Herons, Osprey, kingfishers, and other birds that are designed for catching fish in shallow water obviously can’t succeed when a thick layer of ice covers their only food source. Crows, which are both opportunists and generalized eaters, have figured out how to steal fish from the lines of ice fishermen, and also eat chunks of winter-killed fish that wash ashore as the ice melts in spring. But when crows can’t find fish, they eat seeds, fruits, decayed meat, and roadkills.

The fish-gathering techniques of most fish eaters are far more refined and rigid, and these species must go far enough south to find open water. Herons and kingfishers go to the southern United States and northern Mexico, but most Ospreys go all the way down to Central and South America.
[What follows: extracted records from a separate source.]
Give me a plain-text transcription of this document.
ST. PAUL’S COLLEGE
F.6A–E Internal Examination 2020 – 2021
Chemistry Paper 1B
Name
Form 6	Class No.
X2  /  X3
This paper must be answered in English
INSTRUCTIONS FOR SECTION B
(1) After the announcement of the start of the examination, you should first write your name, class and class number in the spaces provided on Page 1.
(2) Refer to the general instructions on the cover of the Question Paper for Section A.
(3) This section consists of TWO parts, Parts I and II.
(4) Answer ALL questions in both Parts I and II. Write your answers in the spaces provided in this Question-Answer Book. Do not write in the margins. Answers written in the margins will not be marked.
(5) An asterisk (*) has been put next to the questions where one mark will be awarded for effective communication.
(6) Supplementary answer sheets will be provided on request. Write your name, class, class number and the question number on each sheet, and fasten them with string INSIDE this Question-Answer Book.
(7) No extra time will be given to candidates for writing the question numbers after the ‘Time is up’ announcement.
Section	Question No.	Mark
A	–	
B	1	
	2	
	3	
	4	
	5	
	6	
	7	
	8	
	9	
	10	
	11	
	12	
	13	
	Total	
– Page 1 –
Bald Eagles catch fish in the same manner, and from the same bodies of water, as Osprey, but eagles are reluctant migrants. They often don’t leave the far north until they absolutely have to, and then they usually go only as far south as necessary to find open water. Many stick out the whole season in Wisconsin and Minnesota—at least one or two are even wintering in the Duluth harbor. Eagles have a couple of advantages over Osprey in winter. First of all, eagles have a more generalized diet. If the water freezes, eagles can always scavenge on road kills and even catch mice. Second, eagles are much heavier than Osprey—an adult female Bald Eagle weighs 10-14 pounds, whereas an adult female Osprey weighs a mere 3 or 4 pounds. The added weight of an eagle gives it a survival edge in severe weather. Not only can it live longer without food, but its larger size allows it to conserve heat more efficiently.
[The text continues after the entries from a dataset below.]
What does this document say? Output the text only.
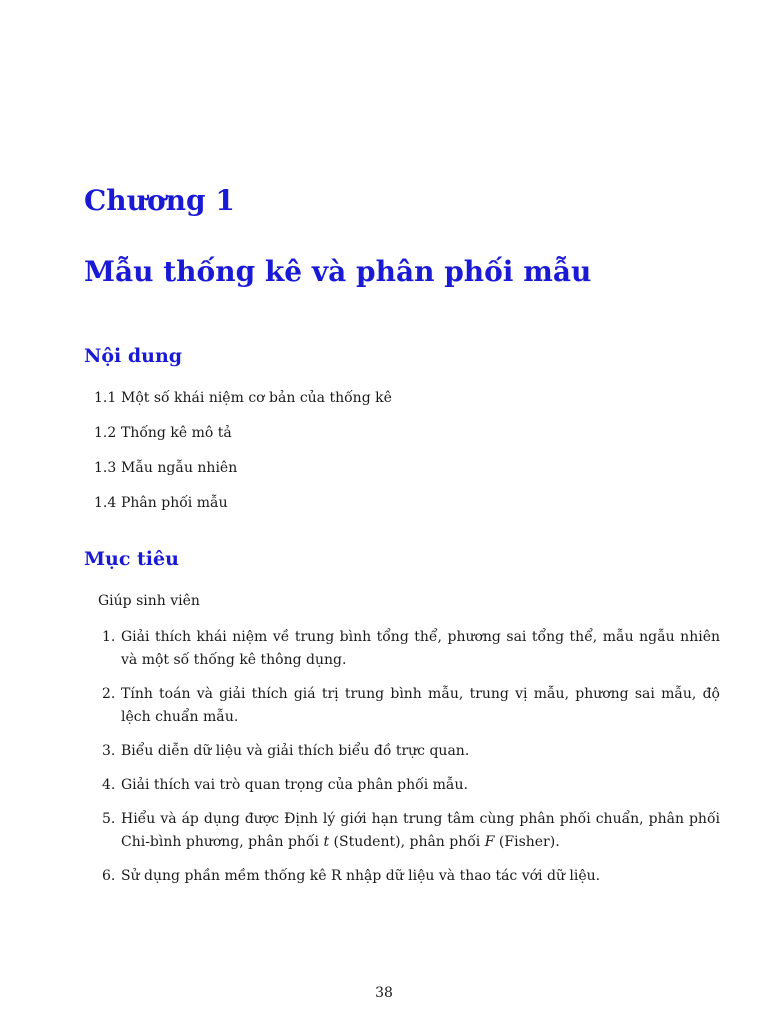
Chương 1
Mẫu thống kê và phân phối mẫu
Nội dung
1.1 Một số khái niệm cơ bản của thống kê
1.2 Thống kê mô tả
1.3 Mẫu ngẫu nhiên
1.4 Phân phối mẫu
Mục tiêu

Giúp sinh viên

1. Giải thích khái niệm về trung bình tổng thể, phương sai tổng thể, mẫu ngẫu nhiên và một số thống kê thông dụng.
2. Tính toán và giải thích giá trị trung bình mẫu, trung vị mẫu, phương sai mẫu, độ lệch chuẩn mẫu.
3. Biểu diễn dữ liệu và giải thích biểu đồ trực quan.
4. Giải thích vai trò quan trọng của phân phối mẫu.
5. Hiểu và áp dụng được Định lý giới hạn trung tâm cùng phân phối chuẩn, phân phối Chi-bình phương, phân phối t (Student), phân phối F (Fisher).
6. Sử dụng phần mềm thống kê R nhập dữ liệu và thao tác với dữ liệu.

38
Birds that eat flying insects must leave for the winter or starve, but those that can also eat insect pupae and eggs hidden in the wood or bark of trees can dig out at least enough food for survival. Flickers, which depend on ants for much of their food supply, go south, along with Yellow-bellied Sapsuckers, which return when the sap starts running in early spring. But Downy, Hairy, and Pileated Woodpeckers survive quite handily on a frozen food diet. Nuthatches and chickadees also get protein from insects which they pick out of tree bark. These insect-eating birds are generally the ones attracted to suet feeders.
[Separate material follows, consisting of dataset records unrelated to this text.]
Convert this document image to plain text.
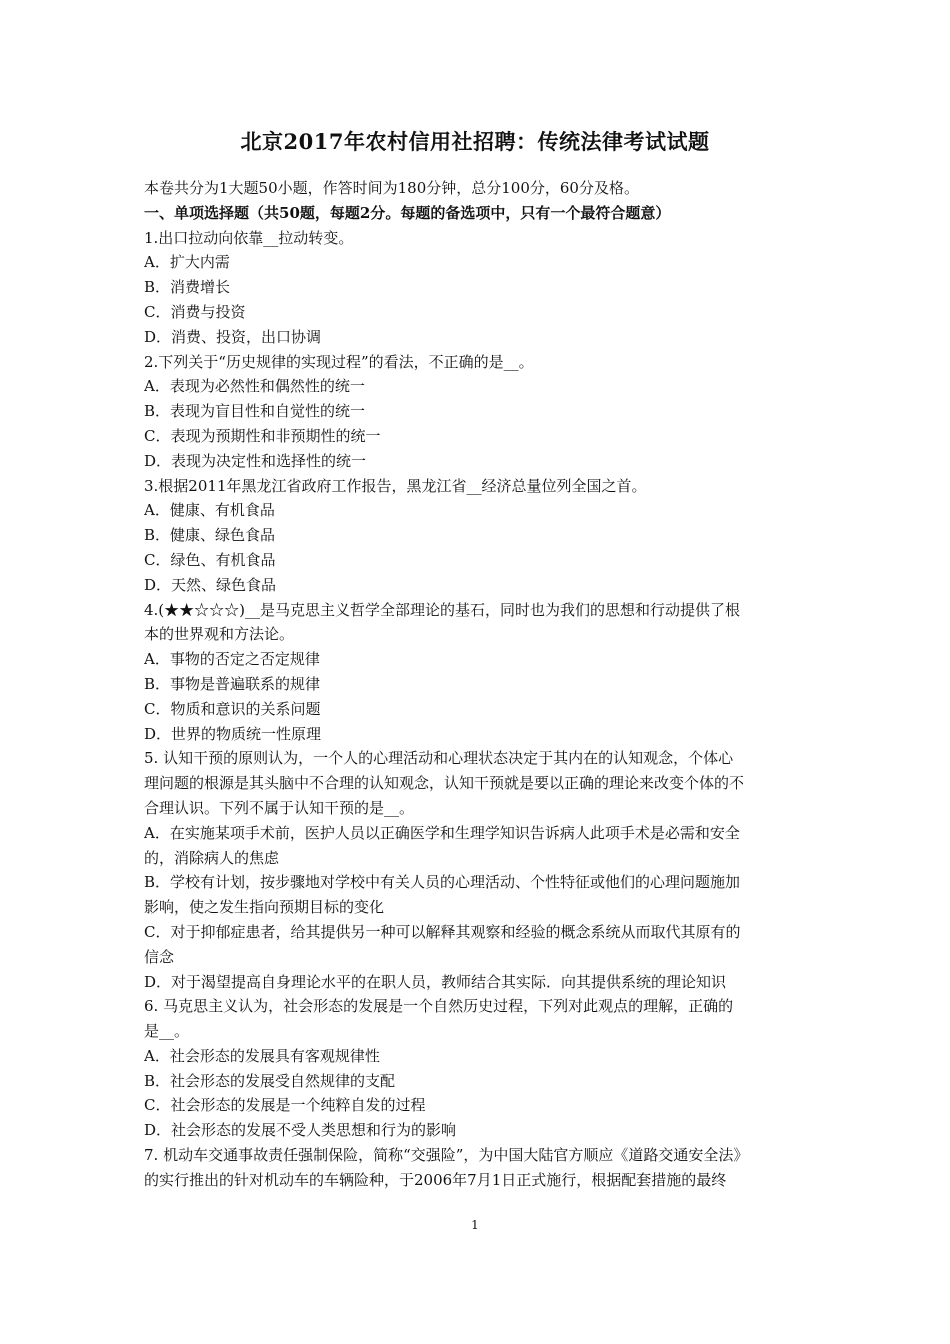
北京2017年农村信用社招聘：传统法律考试试题
本卷共分为1大题50小题，作答时间为180分钟，总分100分，60分及格。
一、单项选择题（共50题，每题2分。每题的备选项中，只有一个最符合题意）
1.出口拉动向依靠__拉动转变。
A．扩大内需
B．消费增长
C．消费与投资
D．消费、投资，出口协调
2.下列关于“历史规律的实现过程”的看法，不正确的是__。
A．表现为必然性和偶然性的统一
B．表现为盲目性和自觉性的统一
C．表现为预期性和非预期性的统一
D．表现为决定性和选择性的统一
3.根据2011年黑龙江省政府工作报告，黑龙江省__经济总量位列全国之首。
A．健康、有机食品
B．健康、绿色食品
C．绿色、有机食品
D．天然、绿色食品
4.(★★☆☆☆)__是马克思主义哲学全部理论的基石，同时也为我们的思想和行动提供了根
本的世界观和方法论。
A．事物的否定之否定规律
B．事物是普遍联系的规律
C．物质和意识的关系问题
D．世界的物质统一性原理
5. 认知干预的原则认为，一个人的心理活动和心理状态决定于其内在的认知观念，个体心
理问题的根源是其头脑中不合理的认知观念，认知干预就是要以正确的理论来改变个体的不
合理认识。下列不属于认知干预的是__。
A．在实施某项手术前，医护人员以正确医学和生理学知识告诉病人此项手术是必需和安全
的，消除病人的焦虑
B．学校有计划，按步骤地对学校中有关人员的心理活动、个性特征或他们的心理问题施加
影响，使之发生指向预期目标的变化
C．对于抑郁症患者，给其提供另一种可以解释其观察和经验的概念系统从而取代其原有的
信念
D．对于渴望提高自身理论水平的在职人员，教师结合其实际．向其提供系统的理论知识
6. 马克思主义认为，社会形态的发展是一个自然历史过程，下列对此观点的理解，正确的
是__。
A．社会形态的发展具有客观规律性
B．社会形态的发展受自然规律的支配
C．社会形态的发展是一个纯粹自发的过程
D．社会形态的发展不受人类思想和行为的影响
7. 机动车交通事故责任强制保险，简称“交强险”，为中国大陆官方顺应《道路交通安全法》
的实行推出的针对机动车的车辆险种，于2006年7月1日正式施行，根据配套措施的最终
1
A few robins survive the Northland winter every year by fueling up on mountain ash berries and crab apples. Bohemian Waxwings and Pine Grosbeaks are also attracted by these fruits. Most ground-feeding seed eaters go far enough south to get away from a permanent snow cover over their fallen seeds, but at least a few Mourning Doves and juncoes stick it out in the Northland all season. If they manage to find a sheltered spot where they can find enough fuel in the form of seeds to last the season, they survive.

Our winters hardly teem with bird life, but the hardy birds that hunker down for the duration with us are treasures that make living in Northland far more pleasurable.

(Recording of a Downy Woodpecker)

This is Laura Erickson, and this program has been “For the Birds.”